Het doel van de PGS 15 is het stellen van regels voor de opslag van verpakte gevaarlijke stoffen en CMR-stoffen (carcinogene, mutagene en reprotoxische stoffen), waarmee een aanvaardbaar beschermingsniveau voor mens en milieu wordt gerealiseerd. 
 

Belangrijke uitgangspunten van de PGS 15

  • PGS 15 is een richtlijn, maar heeft wetskracht via de WABO-vergunning (Wet algemene bepalingen omgevingsrecht) voor type C-inrichtingen (vergunningplichtige inrichtingen) en via het Activiteitenbesluit voor de type A-inrichtingen (niet-meldingsplichtige inrichtingen) en B-inrichtingen (wel-meldingsplichtige inrichtingen).
  • De PGS 15 wordt gehandhaafd op grond van Wabo en/of Arbowetgeving (Arbeidsinspectie); bij verschillende voorschriften staat vermeld welke van beide instanties handhaaft.
  • De PGS 15 gaat voor de indeling van gevaarlijke stoffen uit van de vervoerswetgeving voor gevaarlijke stoffen: het ADR (Accord européen relatif au transport international de marchandises Dangereuses par Route) aangevuld met CMR-stoffen (carcinogene, mutagene en reprotoxische stoffen). De CRM-stoffen kunnen in allerlei ADR-klassen voorkomen of zelfs helemaal niet ADR-geclassificeerd zijn.
  • Omdat de PGS 15 geënt is op de ADR-vervoerswetgeving, sluit zij goed aan bij de transportlogistiek.
  • Enkele ADR-klassen zijn van de PGS 15 uitgezonderd: klasse 1 (ontplofbare stoffen), deel van 6.2 (infectieuze stoffen: I3: Ziekenhuisafval en I4: diagnostisch materiaal geclassificeerd als Biologisch materiaal cat. B) en 7 (radioactieve stoffen). Die stoffen vallen onder andere regelgevingen.
  • De PGS 15 gaat over de opslag van reservevoorraden, dus gaat niet over werkvoorraden.
  • De PGS 15-eisen gelden pas boven bepaalde drempelwaarden; deze variëren van 1 tot 250 kg of liter, afhankelijk van de klasse. Voor verpakkingen die onder het regime van gelimiteerde hoeveelheden (Limited Quantities, LQ, paragraaf 3.4 van het ADR) of vrijgestelde hoeveelheden (Excepted Quantities, EQ, paragraaf 3.5 van het ADR; dit betreft het vervoer van gevaarlijke stoffen in zeer kleine hoeveelheden) vallen, geldt een aanvullende vrijstelling tot in totaal het dubbele van de genoemde hoeveelheden.
  • Lege verpakkingen worden beschouwd als vol, tenzij de verpakkingen industrieel gereinigd zijn.
  • Een PGS 15-opslagvoorziening moet een brandwerendheid (WBDBO) van 60 minuten hebben; hetzij door de materiaaleigenschappen van wanden, vloer en plafond, hetzij door afstanden tot andere (brandbare) objecten, gebouwen en de terreingrens.
  • Als er meer dan 2500 kg aanwezig is, dan is een deskundige vereist met voldoende vakbekwaamheid ten aanzien van de aanwezige gevaarlijke stoffen.
  • Als er meer dan 2500 kg aanwezig is, dan moet een actueel journaal worden bijgehouden.

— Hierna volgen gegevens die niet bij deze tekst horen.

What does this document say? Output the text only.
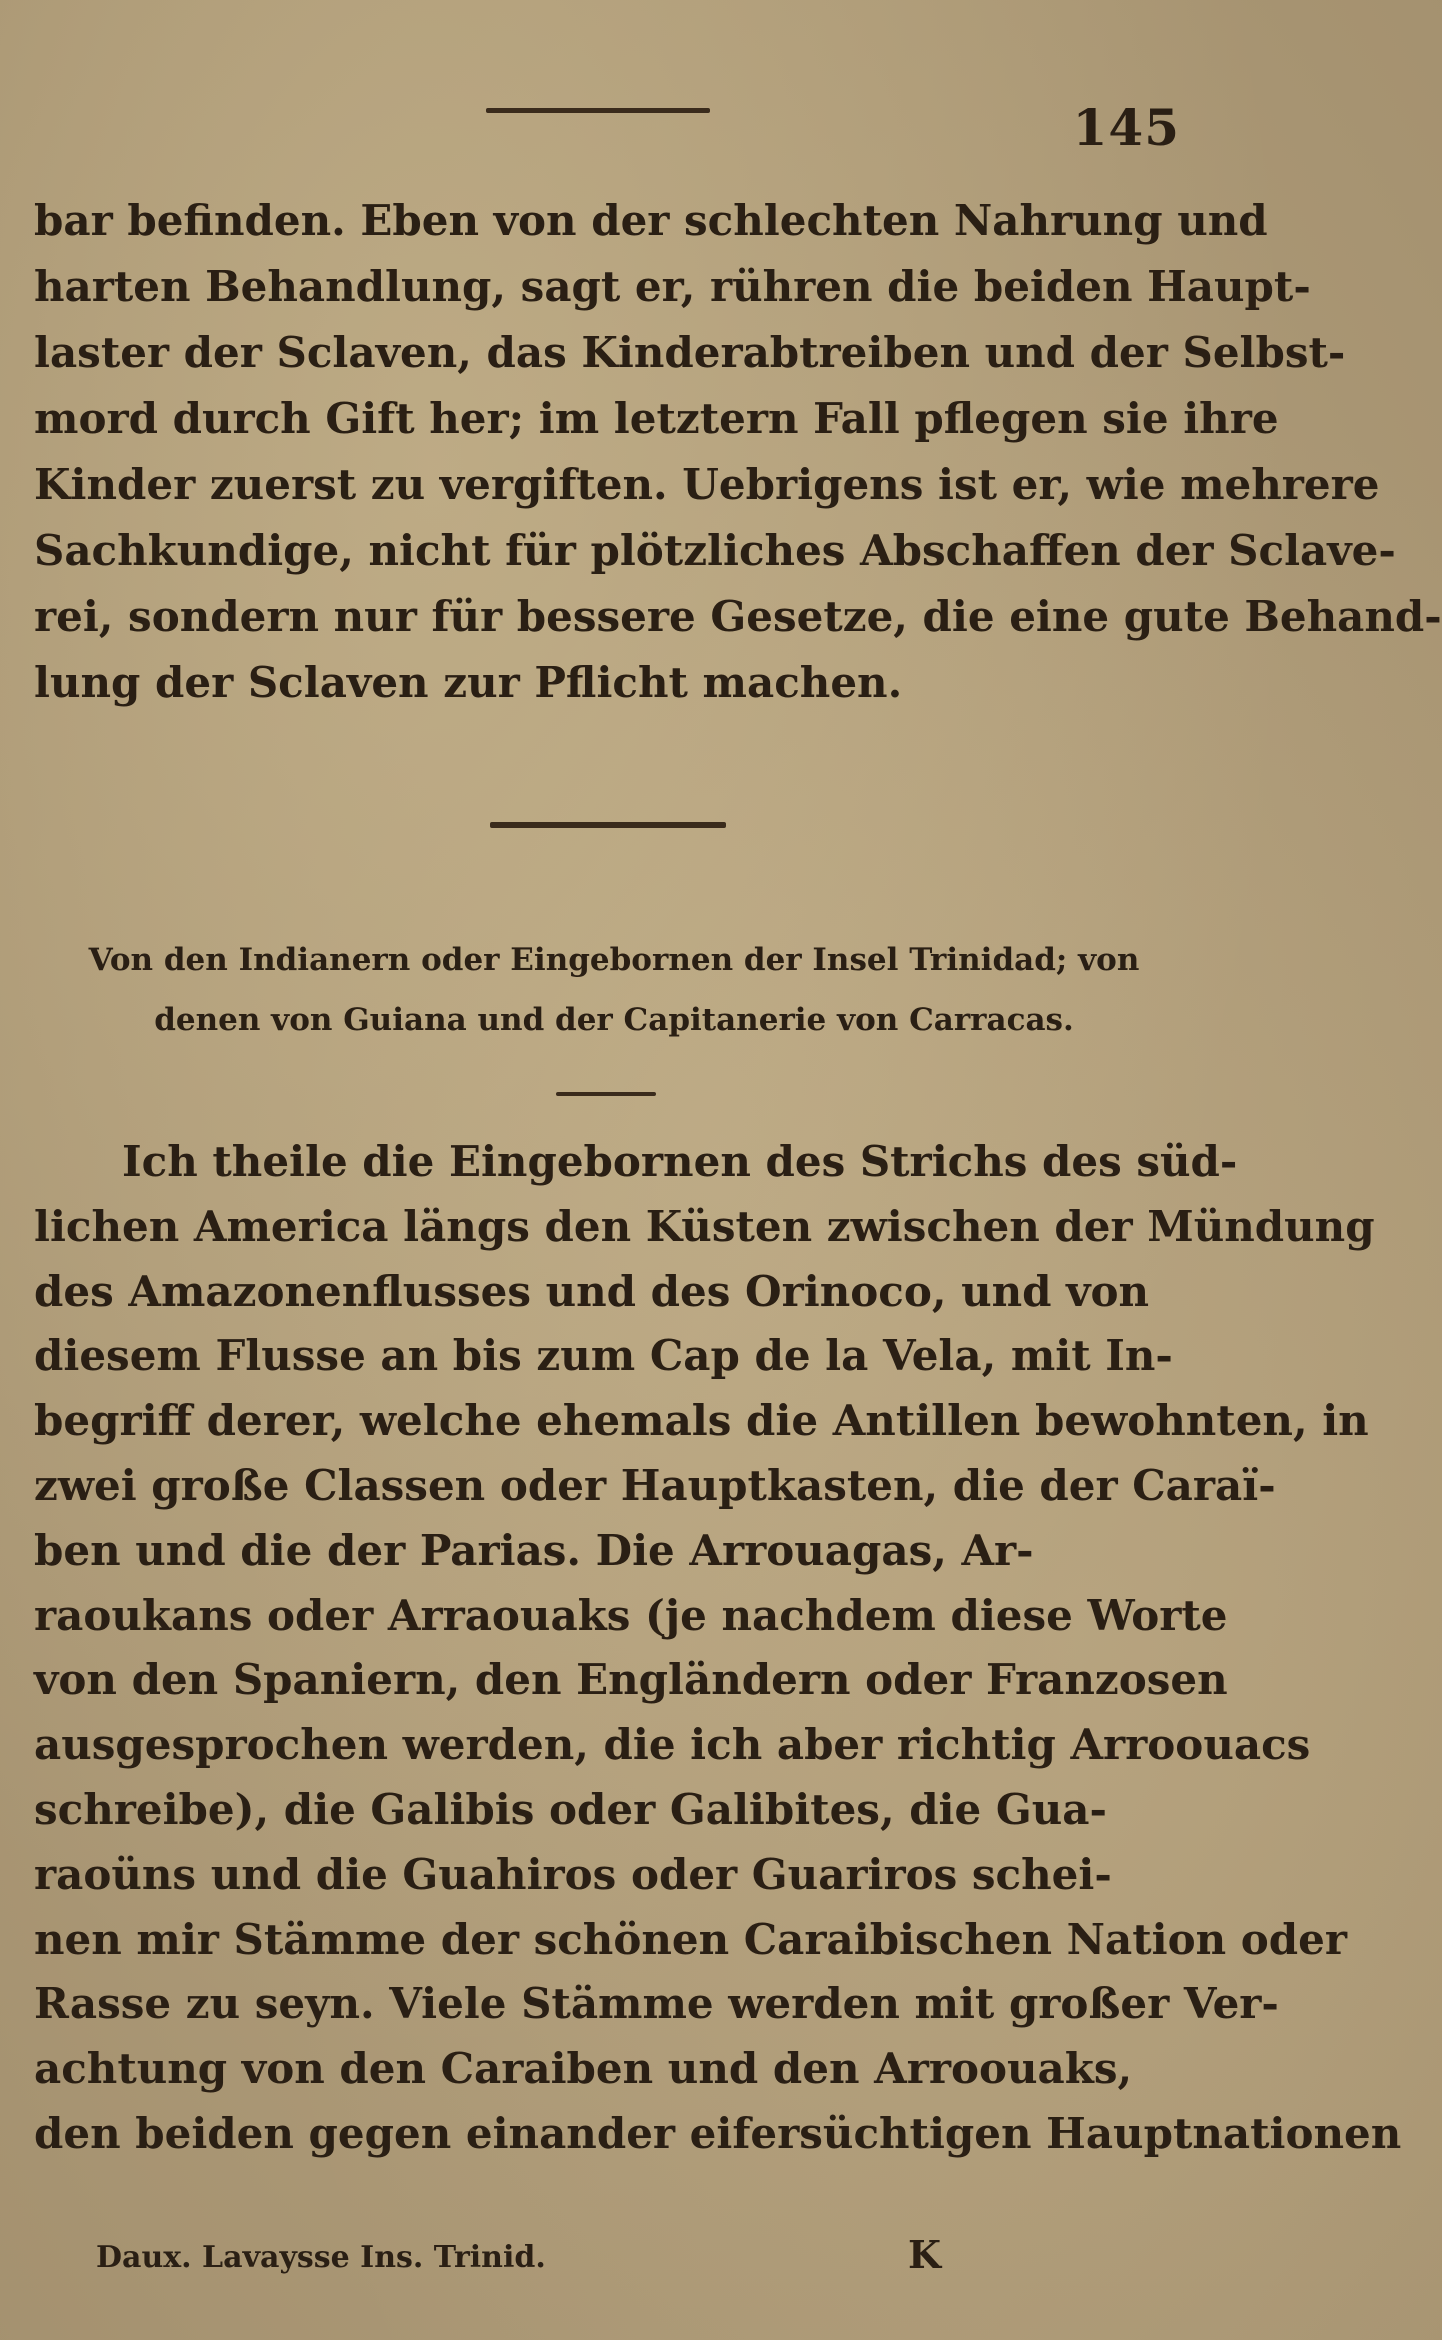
145
bar befinden. Eben von der schlechten Nahrung und
harten Behandlung, sagt er, rühren die beiden Haupt-
laster der Sclaven, das Kinderabtreiben und der Selbst-
mord durch Gift her; im letztern Fall pflegen sie ihre
Kinder zuerst zu vergiften. Uebrigens ist er, wie mehrere
Sachkundige, nicht für plötzliches Abschaffen der Sclave-
rei, sondern nur für bessere Gesetze, die eine gute Behand-
lung der Sclaven zur Pflicht machen.
Von den Indianern oder Eingebornen der Insel Trinidad; von
denen von Guiana und der Capitanerie von Carracas.
Ich theile die Eingebornen des Strichs des süd-
lichen America längs den Küsten zwischen der Mündung
des Amazonenflusses und des Orinoco, und von
diesem Flusse an bis zum Cap de la Vela, mit In-
begriff derer, welche ehemals die Antillen bewohnten, in
zwei große Classen oder Hauptkasten, die der Caraï-
ben und die der Parias. Die Arrouagas, Ar-
raoukans oder Arraouaks (je nachdem diese Worte
von den Spaniern, den Engländern oder Franzosen
ausgesprochen werden, die ich aber richtig Arroouacs
schreibe), die Galibis oder Galibites, die Gua-
raoüns und die Guahiros oder Guariros schei-
nen mir Stämme der schönen Caraibischen Nation oder
Rasse zu seyn. Viele Stämme werden mit großer Ver-
achtung von den Caraiben und den Arroouaks,
den beiden gegen einander eifersüchtigen Hauptnationen
Daux. Lavaysse Ins. Trinid.	K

Dit moet representatief zijn, d.w.z. het moet een goed beeld geven van de te verwachten gevaren, maar hoeft niet tot op de kg te kloppen.

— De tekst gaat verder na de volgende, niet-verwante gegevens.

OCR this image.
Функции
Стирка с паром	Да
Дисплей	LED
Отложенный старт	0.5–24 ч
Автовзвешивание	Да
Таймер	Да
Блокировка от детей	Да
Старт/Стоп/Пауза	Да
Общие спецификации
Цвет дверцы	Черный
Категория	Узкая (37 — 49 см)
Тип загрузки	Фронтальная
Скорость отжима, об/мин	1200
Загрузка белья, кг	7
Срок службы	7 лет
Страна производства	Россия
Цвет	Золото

  • Er moet een intern noodplan zijn als er in de inrichting meer dan bepaalde hoeveelheden aan gevaarlijke stoffen liggen opgeslagen (NB: volgens de Arbowetgeving moet er altijd een noodplan zijn). Het noodplan moet minimaal éénmaal per drie jaar worden geëvalueerd, beproefd en zo nodig worden aangepast.
  • Ongewenste combinaties van gevaarlijke stoffen moeten worden voorkomen. Dit zijn in het algemeen gesteld combinaties van stoffen die − als ze met elkaar in contact komen − kunnen leiden tot een sterke verhoging van temperatuur (T) of druk (P), of waarbij gassen/dampen kunnen ontstaan die giftiger of brandbaarder zijn dan de oorspronkelijke stoffen.

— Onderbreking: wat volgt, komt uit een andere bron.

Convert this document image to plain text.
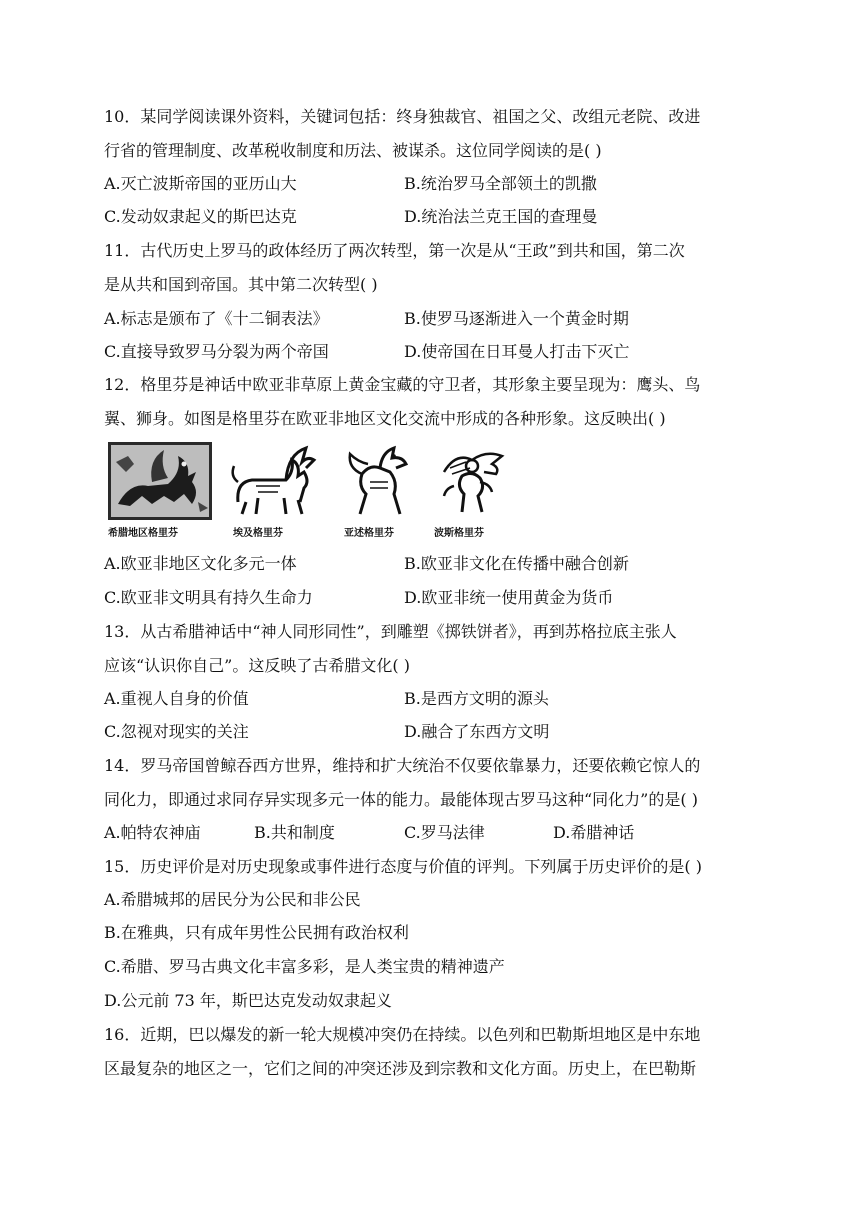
10．某同学阅读课外资料，关键词包括：终身独裁官、祖国之父、改组元老院、改进
行省的管理制度、改革税收制度和历法、被谋杀。这位同学阅读的是( )
A.灭亡波斯帝国的亚历山大	B.统治罗马全部领土的凯撒
C.发动奴隶起义的斯巴达克	D.统治法兰克王国的查理曼
11．古代历史上罗马的政体经历了两次转型，第一次是从“王政”到共和国，第二次
是从共和国到帝国。其中第二次转型( )
A.标志是颁布了《十二铜表法》	B.使罗马逐渐进入一个黄金时期
C.直接导致罗马分裂为两个帝国	D.使帝国在日耳曼人打击下灭亡
12．格里芬是神话中欧亚非草原上黄金宝藏的守卫者，其形象主要呈现为：鹰头、鸟
翼、狮身。如图是格里芬在欧亚非地区文化交流中形成的各种形象。这反映出( )
希腊地区格里芬	埃及格里芬	亚述格里芬	波斯格里芬
A.欧亚非地区文化多元一体	B.欧亚非文化在传播中融合创新
C.欧亚非文明具有持久生命力	D.欧亚非统一使用黄金为货币
13．从古希腊神话中“神人同形同性”，到雕塑《掷铁饼者》，再到苏格拉底主张人
应该“认识你自己”。这反映了古希腊文化( )
A.重视人自身的价值	B.是西方文明的源头
C.忽视对现实的关注	D.融合了东西方文明
14．罗马帝国曾鲸吞西方世界，维持和扩大统治不仅要依靠暴力，还要依赖它惊人的
同化力，即通过求同存异实现多元一体的能力。最能体现古罗马这种“同化力”的是( )
A.帕特农神庙	B.共和制度	C.罗马法律	D.希腊神话
15．历史评价是对历史现象或事件进行态度与价值的评判。下列属于历史评价的是( )
A.希腊城邦的居民分为公民和非公民
B.在雅典，只有成年男性公民拥有政治权利
C.希腊、罗马古典文化丰富多彩，是人类宝贵的精神遗产
D.公元前 73 年，斯巴达克发动奴隶起义
16．近期，巴以爆发的新一轮大规模冲突仍在持续。以色列和巴勒斯坦地区是中东地
区最复杂的地区之一，它们之间的冲突还涉及到宗教和文化方面。历史上，在巴勒斯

  • UN-gekeurde, ongeopende verpakkingen (zonder ontluchtingsventiel) en verpakkingen die vallen onder het LQ-regiem, vormen geen secundaire gevaarsbron qua explosieveiligheid. Daarom is in dat geval geen ATEX-zonering vereist en is sprake van een ‘Niet Gevaarlijk Gebied’ conform de NPR 7910. Het belangrijkste gevolg hiervan is dat tijdens normaal bedrijf geen explosieveilig materieel hoeft te worden gebruikt, zoals vorkheftrucks. Bij  calamiteiten kan echter wel sprake zijn van een tijdelijke aanwezigheid van explosiegevaar (zoals bij het vallen van een vat of het leksteken van een vat met de lepels van een heftruck).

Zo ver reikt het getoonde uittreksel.